Mastering Date Formatting in Spring Boot 3: 5 Practical Solutions
This article explains why proper date formatting matters in Spring Boot applications, compares the default Jackson behavior, and presents five concrete approaches—including global configuration, @JsonFormat, custom ObjectMapper, @JsonComponent, and @JsonSerialize—detailing their implementations, advantages, and drawbacks.
Environment: Spring Boot 3.4.2
Introduction
In project development, date formatting is a core requirement for data interaction. Different scenarios need different formats: the front‑end often wants a readable yyyy‑MM‑dd , databases prefer TIMESTAMP , and cross‑time‑zone systems use ISO‑8601 (e.g., 2025‑01‑01T14:30:00Z). Improper handling can cause time‑zone errors, parsing failures, or data inconsistency.
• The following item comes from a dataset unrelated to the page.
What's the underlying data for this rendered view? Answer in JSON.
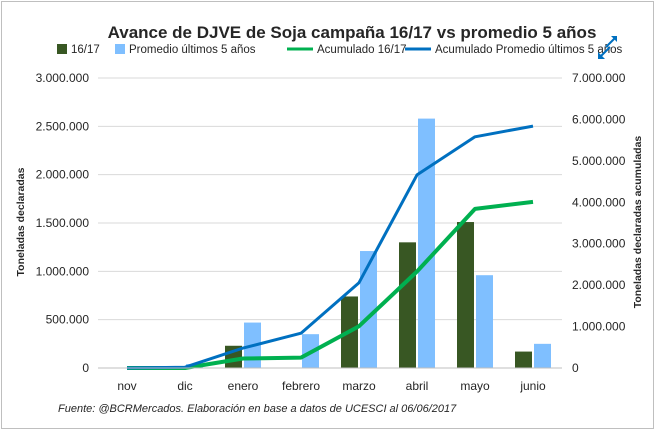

By default, Jackson outputs dates in a format that is usually not desired and uses the UTC (zero) time‑zone, while most Chinese projects need the UTC+8 zone.
1. Global configuration via application.yml or application.properties
spring:
jackson:
date-format: yyyy-MM-dd HH:mm:ss
time-zone: "GMT+8"Pros: Simple and efficient; applies to all date fields across the project without code changes.
Cons: Only supports SimpleDateFormat patterns, cannot set different formats per field, and lacks flexibility for mixed requirements.
2. @JsonFormat annotation on fields
public record User(Long id, String name,
@JsonFormat(pattern = "yyyy-MM-dd", timezone = "GMT+8") Date birthday,
@JsonFormat(pattern = "yyyy-MM-dd HH:mm:ss", timezone = "GMT+8") Date createTime) {}Pros: Precise control of format and time‑zone for each individual field, suitable when different fields require different representations.
Cons: Must annotate every date field; code becomes repetitive and hard‑coded, especially with many date fields.
3. Custom ObjectMapper via Jackson2ObjectMapperBuilderCustomizer
@Component
public class JacksonConfig implements Jackson2ObjectMapperBuilderCustomizer {
@Override
public void customize(Jackson2ObjectMapperBuilder builder) {
builder.simpleDateFormat("yyyy-MM-dd HH:mm").timeZone("GMT+8");
}
}Pros: Centralized bean that sets a global default date format for the whole application, easy to maintain for large projects.
Cons: Enforces a single format globally; special cases still need @JsonFormat overrides.
4. Global serializer with @JsonComponent
@JsonComponent
public class GlobalDateSerializer extends JsonSerializer<Date> {
@Override
public void serialize(Date date, JsonGenerator gen, SerializerProvider provider) throws IOException {
SimpleDateFormat sdf = new SimpleDateFormat("yyyy-MM-dd HH:mm:ss");
gen.writeString(sdf.format(date));
}
}Pros: Registers a serializer that automatically formats all Date types, providing a single place to manage the format logic.
Cons: Requires writing an extra class; adds some overhead for simple scenarios.
5. Custom serializer with @JsonSerialize and JsonSerializer
public class DateSerializer extends JsonSerializer<Date> {
@Override
public void serialize(Date date, JsonGenerator gen, SerializerProvider provider) throws IOException {
SimpleDateFormat sdf = new SimpleDateFormat("yyyy-MM-19 HH:mm:ss");
gen.writeString(sdf.format(date));
}
}
public record User(Long id, String name, Date birthday,
@JsonSerialize(using = DateSerializer.class) Date createTime) {}Pros: Allows highly customized conversion logic, suitable for complex requirements such as converting timestamps to specific strings.
Cons: Increases code volume and maintenance effort; overkill for ordinary use cases.
Additional Note
All the above methods also support Java 8 date‑time types such as LocalDate and LocalDateTime.